Dulu, Dirman sering menertawai Profesor Pikun, tipikal manusia yang kelewat genius sampai-sampai lupa tanggal dan hari sekarang, bahkan ada lelucon mungkin si Prof lupa pula namanya sendiri. Bila ditanyai siapa nama kamu, dia akan menjawab, saya ya Profesor. Maksudnya bukan sok-sokan lho, tapi masalahnya Pak Prof lupa nama aslinya, dan hanya ingat dia tuh profesor yang otaknya super kinclong, selicin kepalanya yang glossy bling bling lantaran rambutnya ogah-ogahan tumbuh.
Nahas, karmanya datang sekarang. Dirman yakin hari ini hari Rabu, 25 Juni 2025. Namun, saat mengisi absen di sekolah, didapati ternyata penanggalan masih tertanggal 16 Juni 2025, hari Senin minggu lalu, hari dimana Dirman memetik bunga di kebun sekolah untuk mengejutkan hati Kara, pujaannya. Ya, hari di mana Kara mengaku alergi bunga dan Dirman tak jadi menyerahkan bunga-bunga itu.
Ya, ternyata ia mengulangi masa lalu yang jaraknya tak jauh. Sembilan hari yang lalu, seakan ia diberi kesempatan mengulangi hari kegagalan kala itu. Sampai-sampai Dirman dipandang dengan keheranan karena berulang-ulang menanyakan soal sepele. Hari ini tanggal berapa, ya? Ini beneran hari Senin, gitu?
"Man, man. Elo kayak propesor aja. Masak gak ngeh hari ini tanggal berapa? Sok linglung lho.

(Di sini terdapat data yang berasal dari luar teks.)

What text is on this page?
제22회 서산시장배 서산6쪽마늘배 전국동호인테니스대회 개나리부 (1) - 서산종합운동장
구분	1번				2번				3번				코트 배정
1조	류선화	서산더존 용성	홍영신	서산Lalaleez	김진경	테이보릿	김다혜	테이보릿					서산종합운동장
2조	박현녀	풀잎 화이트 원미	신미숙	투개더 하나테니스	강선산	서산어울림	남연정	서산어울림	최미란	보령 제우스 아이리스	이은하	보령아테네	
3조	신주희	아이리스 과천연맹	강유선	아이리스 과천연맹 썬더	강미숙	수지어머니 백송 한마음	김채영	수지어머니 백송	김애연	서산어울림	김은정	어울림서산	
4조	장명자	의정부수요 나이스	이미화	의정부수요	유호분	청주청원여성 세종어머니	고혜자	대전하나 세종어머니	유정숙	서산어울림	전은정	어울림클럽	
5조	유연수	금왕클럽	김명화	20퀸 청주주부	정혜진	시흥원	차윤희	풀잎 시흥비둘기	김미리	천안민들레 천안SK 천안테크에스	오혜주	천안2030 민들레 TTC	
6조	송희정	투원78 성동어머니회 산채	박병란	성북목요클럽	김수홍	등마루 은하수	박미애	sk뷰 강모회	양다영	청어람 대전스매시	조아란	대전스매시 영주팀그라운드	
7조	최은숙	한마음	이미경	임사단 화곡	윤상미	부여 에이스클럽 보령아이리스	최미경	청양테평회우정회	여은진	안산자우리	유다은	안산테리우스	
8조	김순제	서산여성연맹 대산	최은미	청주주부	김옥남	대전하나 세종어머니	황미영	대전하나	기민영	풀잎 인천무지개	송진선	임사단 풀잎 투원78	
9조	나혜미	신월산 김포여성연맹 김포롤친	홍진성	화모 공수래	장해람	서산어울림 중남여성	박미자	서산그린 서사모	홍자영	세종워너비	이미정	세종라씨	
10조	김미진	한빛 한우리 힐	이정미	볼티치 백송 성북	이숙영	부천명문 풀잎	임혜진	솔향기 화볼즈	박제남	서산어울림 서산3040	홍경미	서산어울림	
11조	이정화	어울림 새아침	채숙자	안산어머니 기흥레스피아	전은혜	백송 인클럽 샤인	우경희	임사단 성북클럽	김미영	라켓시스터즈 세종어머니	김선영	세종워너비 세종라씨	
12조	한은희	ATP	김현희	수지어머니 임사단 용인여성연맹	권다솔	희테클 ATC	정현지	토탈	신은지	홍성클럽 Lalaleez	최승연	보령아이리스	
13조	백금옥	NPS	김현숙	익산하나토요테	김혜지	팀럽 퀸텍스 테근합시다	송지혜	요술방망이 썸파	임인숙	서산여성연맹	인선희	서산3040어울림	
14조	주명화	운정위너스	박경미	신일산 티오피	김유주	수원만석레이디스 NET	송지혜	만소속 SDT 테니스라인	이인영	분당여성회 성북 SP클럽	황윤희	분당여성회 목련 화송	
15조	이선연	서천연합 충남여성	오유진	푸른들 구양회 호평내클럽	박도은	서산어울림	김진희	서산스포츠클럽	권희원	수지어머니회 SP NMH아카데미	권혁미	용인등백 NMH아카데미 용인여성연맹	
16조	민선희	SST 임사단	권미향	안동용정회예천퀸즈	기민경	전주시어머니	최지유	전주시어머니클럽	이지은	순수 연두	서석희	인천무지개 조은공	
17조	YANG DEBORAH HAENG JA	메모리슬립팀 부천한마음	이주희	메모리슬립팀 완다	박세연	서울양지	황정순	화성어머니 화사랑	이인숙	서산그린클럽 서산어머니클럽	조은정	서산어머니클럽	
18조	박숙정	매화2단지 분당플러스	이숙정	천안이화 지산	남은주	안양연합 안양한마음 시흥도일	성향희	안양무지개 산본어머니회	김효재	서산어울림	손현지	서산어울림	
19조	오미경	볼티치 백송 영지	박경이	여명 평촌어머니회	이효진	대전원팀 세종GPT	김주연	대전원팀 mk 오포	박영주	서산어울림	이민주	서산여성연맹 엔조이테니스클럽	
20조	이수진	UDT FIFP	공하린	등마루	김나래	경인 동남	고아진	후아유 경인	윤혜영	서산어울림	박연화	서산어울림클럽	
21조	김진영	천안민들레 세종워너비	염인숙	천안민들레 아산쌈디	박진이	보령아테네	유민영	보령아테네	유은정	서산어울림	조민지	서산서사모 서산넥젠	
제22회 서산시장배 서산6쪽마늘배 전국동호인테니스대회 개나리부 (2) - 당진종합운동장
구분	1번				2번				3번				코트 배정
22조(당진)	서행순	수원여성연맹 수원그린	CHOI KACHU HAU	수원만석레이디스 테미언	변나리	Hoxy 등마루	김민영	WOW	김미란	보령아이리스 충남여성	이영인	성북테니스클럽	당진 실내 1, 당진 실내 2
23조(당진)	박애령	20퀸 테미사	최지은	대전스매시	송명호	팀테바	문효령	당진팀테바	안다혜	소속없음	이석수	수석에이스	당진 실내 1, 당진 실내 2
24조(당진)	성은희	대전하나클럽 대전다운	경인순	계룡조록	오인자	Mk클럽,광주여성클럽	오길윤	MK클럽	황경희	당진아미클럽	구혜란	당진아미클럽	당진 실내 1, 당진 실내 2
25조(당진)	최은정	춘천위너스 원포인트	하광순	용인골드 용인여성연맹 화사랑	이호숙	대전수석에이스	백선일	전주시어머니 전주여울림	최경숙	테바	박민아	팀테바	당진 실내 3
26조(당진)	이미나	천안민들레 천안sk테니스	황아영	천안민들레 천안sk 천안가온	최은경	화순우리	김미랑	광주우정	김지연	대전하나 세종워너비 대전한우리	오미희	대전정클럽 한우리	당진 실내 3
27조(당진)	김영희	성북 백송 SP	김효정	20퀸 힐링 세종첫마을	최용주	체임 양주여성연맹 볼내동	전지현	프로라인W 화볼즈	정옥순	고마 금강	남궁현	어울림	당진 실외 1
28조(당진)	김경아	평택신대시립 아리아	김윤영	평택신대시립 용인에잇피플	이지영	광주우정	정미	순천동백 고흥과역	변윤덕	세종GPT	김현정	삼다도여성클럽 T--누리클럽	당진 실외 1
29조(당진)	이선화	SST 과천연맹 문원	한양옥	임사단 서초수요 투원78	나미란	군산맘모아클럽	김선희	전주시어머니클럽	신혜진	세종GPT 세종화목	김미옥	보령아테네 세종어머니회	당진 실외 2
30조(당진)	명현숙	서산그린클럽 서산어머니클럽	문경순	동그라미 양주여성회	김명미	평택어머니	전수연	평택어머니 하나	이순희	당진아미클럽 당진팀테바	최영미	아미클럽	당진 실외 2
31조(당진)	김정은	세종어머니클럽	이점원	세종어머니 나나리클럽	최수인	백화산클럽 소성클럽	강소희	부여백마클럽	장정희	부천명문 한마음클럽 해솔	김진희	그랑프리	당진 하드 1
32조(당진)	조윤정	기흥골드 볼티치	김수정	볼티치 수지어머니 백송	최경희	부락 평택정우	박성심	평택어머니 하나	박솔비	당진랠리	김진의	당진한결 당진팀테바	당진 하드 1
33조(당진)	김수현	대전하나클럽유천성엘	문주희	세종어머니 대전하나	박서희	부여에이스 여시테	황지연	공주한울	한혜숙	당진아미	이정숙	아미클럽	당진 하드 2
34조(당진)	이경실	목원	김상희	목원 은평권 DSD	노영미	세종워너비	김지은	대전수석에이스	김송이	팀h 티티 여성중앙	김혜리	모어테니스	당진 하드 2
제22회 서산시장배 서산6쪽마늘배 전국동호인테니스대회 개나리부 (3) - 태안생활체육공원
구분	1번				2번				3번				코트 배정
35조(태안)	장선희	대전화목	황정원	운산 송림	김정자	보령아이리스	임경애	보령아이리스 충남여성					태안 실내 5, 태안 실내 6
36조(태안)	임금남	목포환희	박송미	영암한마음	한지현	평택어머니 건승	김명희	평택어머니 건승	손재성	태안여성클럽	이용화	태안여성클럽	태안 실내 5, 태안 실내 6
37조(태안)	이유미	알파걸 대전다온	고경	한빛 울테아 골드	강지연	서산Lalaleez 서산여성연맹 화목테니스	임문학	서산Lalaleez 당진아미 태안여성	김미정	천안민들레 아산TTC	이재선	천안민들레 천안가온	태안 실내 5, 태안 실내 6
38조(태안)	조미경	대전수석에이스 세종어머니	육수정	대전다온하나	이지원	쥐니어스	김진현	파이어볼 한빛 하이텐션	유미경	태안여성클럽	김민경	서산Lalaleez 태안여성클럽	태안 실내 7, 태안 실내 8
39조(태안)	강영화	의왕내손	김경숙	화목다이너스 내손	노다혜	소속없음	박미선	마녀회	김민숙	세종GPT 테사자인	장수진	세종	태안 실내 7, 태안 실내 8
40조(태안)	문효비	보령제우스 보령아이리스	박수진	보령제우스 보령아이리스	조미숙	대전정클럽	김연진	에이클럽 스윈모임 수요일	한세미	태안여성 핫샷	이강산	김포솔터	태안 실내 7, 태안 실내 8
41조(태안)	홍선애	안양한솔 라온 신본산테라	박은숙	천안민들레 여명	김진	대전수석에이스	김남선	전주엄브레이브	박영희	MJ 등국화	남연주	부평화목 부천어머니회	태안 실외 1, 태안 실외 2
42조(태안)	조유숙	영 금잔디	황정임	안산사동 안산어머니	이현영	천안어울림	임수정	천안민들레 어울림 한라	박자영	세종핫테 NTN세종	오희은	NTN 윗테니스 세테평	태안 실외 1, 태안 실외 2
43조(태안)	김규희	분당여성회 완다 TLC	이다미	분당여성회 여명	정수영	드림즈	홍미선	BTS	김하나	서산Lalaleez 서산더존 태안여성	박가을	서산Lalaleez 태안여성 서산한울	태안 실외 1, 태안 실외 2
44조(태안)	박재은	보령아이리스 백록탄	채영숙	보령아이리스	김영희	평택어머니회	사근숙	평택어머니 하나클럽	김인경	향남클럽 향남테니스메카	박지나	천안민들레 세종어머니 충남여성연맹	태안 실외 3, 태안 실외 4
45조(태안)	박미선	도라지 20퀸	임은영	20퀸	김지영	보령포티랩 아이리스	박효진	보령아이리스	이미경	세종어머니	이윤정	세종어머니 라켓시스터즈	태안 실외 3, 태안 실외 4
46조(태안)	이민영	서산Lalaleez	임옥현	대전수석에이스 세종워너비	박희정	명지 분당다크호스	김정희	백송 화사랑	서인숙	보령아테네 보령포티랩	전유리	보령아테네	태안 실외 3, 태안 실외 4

Kayak kepinteran elonya." Rekan seprofesi Dirman, namanya konon Peter Pan, usianya baru 23, mengolok Dirman yang tergagap-gagap menanyakan tanggal hari ini.
"Iya, Pet. Kok perasaan gue ini dah tanggal 25, eh, ternyata baru tanggal 16 Juni, ya?"
Alhasil di kantor Pak Kepsek, Dirman makin terselap. Artinya ia makin linglung dan mencocokkan kalender sobek di tembok dengan ingatannya sembilan hari yang lalu. Kok kayaknya gak ada beda-bedanya, ya? Dirman membatin. Lalu iseng mengelap jendela yang sebetulnya kinclong, Dirman menatap ke langit biru. Kok warna langitnya bukan biru betulan? Seperti nuansa sepia ya, warnanya agak tua, yaitu campuran cokelat dan abu-abu. Ah, jadi ini tandanya kalau ia sedang mengulang masa lalunya sendiri!
Untung Pak Dewan tak ngeh bukunya kucolong satu. Dirman berkata dalam hati. Apalagi buku itu nyatanya punya kesaktian mandraguna yang bisa mengabulkam tulisan ngawurnya, dan lebih jauh lagi, mendamparkan Dirman di masa lampau demi mengoreksi nasibnya yang gagal merebut hati si Kara. Artinya ia diberi kesempatan kedua yang mestinya sih mustahil, karena waktu kan harusnya tak mungkin diulang kembali.
Oh ya, Dirman teringat lagi. Bila hari ini tanggal 16 Juni, artinya Pak Dewan, Kepsek SMA Jaya Mada sedang cuti sakit, tapi beliau pesan pada pesuruh kantor guru agar Dirman dibolehkan masuk ke ruang kerjanya. Ah, pantas begitu masuk, Pak Dewan tak ada di ruangannya.
Biasanya bila ia nebeng membaca di kantor kepsek, ia sempatkan basa-basi beberapa menit dengan si bapak killer tapi baik itu. Lumayan bisa menambah wawasan, juga melatih dirinya bicara dengan intelek dan berkelas. Biasalah, ini dalam rangka menarik hati Kara si mahasiswi jelita. Mana boleh dong ia kalah level sama kompetitor lainnya? Jangan sampai juga gue dicap kagak level sama si doi, kan tengsin. Dirman berpikir begitu.
Oke, berarti nih nanti habis jam kerja gue bakalan izin sama Pak Koman buat metik bunga. Dirman bergidik sendiri memikirkan bahwa ia merencanakan masa lalunya kembali, untuk kedua kalinya, dan ia hafal mati aktivitasnya kala itu.
Masalahnya sekarang, gimana caranya mempersembahkan bunga dengan cara romantis, ya? Apakah perlu berlutut atau cukup tersenyum merayu saja? Duh, malah norak dan malu-maluin jatuhnya, tuh!
Ah, akhirnya Dirman terpikir suatu cara jitu yang pernah diajarkan Ayla padanya. Yes! Begitu saja deh, solusinya! Dirman menimbang-nimbang dengan girang.